Nonlinear Statistical Modeling for High-Dimensional and Small Sample Data
Makoto Yamada received the PhD degree in statistical science from The Graduate University for Advanced Studies (SOKENDAI, The Institute of Statistical Mathematics), Tokyo, in 2010. He has held positions as a postdoctoral fellow with the Tokyo Institute of Technology from 2010 to 2012, as a research associate with NTT Communication Science Laboratories from 2012 to 2013, as a research scientist with Yahoo Labs from 2013 to 2015, and as an assistant professor with Kyoto University from 2015 to 2017. Currently, he is a team leader at RIKEN AIP and an associate professor at Kyoto University. His research interests include machine learning and its application to biology, natural language processing, and computer vision. He published more than 30 research papers in premium conferences and journals and won the WSDM 2016 Best Paper Award.
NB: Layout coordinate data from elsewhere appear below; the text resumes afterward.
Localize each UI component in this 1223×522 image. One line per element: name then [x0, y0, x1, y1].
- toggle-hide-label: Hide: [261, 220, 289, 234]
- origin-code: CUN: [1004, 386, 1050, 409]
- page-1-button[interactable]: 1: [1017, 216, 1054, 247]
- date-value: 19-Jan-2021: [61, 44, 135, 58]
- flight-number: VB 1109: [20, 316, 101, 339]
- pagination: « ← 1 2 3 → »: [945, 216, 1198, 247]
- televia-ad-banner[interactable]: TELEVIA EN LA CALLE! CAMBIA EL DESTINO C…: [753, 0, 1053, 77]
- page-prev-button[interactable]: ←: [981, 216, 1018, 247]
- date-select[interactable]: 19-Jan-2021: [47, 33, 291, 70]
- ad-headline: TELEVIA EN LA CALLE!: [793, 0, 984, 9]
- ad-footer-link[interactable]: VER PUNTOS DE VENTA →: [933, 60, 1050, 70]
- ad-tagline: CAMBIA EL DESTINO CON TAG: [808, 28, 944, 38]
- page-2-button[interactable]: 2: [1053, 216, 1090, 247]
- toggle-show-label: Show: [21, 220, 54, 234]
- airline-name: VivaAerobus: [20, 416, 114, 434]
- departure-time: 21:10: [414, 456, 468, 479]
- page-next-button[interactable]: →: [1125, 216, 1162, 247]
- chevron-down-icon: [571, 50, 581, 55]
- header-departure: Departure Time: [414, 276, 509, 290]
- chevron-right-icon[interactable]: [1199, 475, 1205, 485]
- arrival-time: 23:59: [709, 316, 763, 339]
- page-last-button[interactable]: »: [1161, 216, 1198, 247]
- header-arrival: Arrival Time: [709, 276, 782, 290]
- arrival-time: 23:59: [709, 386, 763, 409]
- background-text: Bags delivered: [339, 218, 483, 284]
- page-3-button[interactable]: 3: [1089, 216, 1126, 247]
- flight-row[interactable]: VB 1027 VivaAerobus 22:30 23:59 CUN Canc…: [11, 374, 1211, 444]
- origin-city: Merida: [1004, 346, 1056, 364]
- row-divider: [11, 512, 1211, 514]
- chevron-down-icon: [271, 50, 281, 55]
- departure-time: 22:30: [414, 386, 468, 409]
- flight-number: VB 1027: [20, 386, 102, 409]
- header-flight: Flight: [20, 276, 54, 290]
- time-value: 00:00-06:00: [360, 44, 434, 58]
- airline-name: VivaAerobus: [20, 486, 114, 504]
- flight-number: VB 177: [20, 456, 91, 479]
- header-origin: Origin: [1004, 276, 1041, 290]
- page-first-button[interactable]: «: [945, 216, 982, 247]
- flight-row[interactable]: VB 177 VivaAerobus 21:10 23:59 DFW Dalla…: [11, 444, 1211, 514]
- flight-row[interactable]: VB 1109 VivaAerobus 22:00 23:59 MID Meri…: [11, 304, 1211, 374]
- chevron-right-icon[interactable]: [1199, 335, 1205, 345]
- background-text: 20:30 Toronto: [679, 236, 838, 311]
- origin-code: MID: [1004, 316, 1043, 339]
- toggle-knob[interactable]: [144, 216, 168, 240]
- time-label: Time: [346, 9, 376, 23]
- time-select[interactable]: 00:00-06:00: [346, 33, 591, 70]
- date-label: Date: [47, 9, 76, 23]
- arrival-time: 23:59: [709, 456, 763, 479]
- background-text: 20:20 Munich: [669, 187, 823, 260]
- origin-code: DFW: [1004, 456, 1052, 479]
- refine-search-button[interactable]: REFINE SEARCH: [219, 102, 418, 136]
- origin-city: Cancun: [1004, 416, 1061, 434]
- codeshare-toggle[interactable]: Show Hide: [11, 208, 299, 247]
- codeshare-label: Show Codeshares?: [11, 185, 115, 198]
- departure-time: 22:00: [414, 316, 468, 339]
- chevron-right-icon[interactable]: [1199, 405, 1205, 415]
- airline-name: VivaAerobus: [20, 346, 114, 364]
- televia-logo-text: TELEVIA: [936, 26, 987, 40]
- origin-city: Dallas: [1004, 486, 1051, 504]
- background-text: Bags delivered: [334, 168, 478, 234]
Feature selection/variable selection is an important machine learning problem, and it is widely used for various types of applications such as gene selection from microarray data, document categorization, and prosthesis control, to name a few. The feature selection problem is a fundamental and traditional machine learning problem, and thus there exist many methods including the least absolute shrinkage and selection operator (Lasso). However, there are a few methods that can select features from large and ultra high-dimensional data (more than a million features) in a nonlinear way. In this talk, we introduce several nonlinear feature selection methods for high-dimensional and small sample data including HSIC Lasso [1,2,3], kernel PSIs [4,5,6,7], and the feature selection networks [8].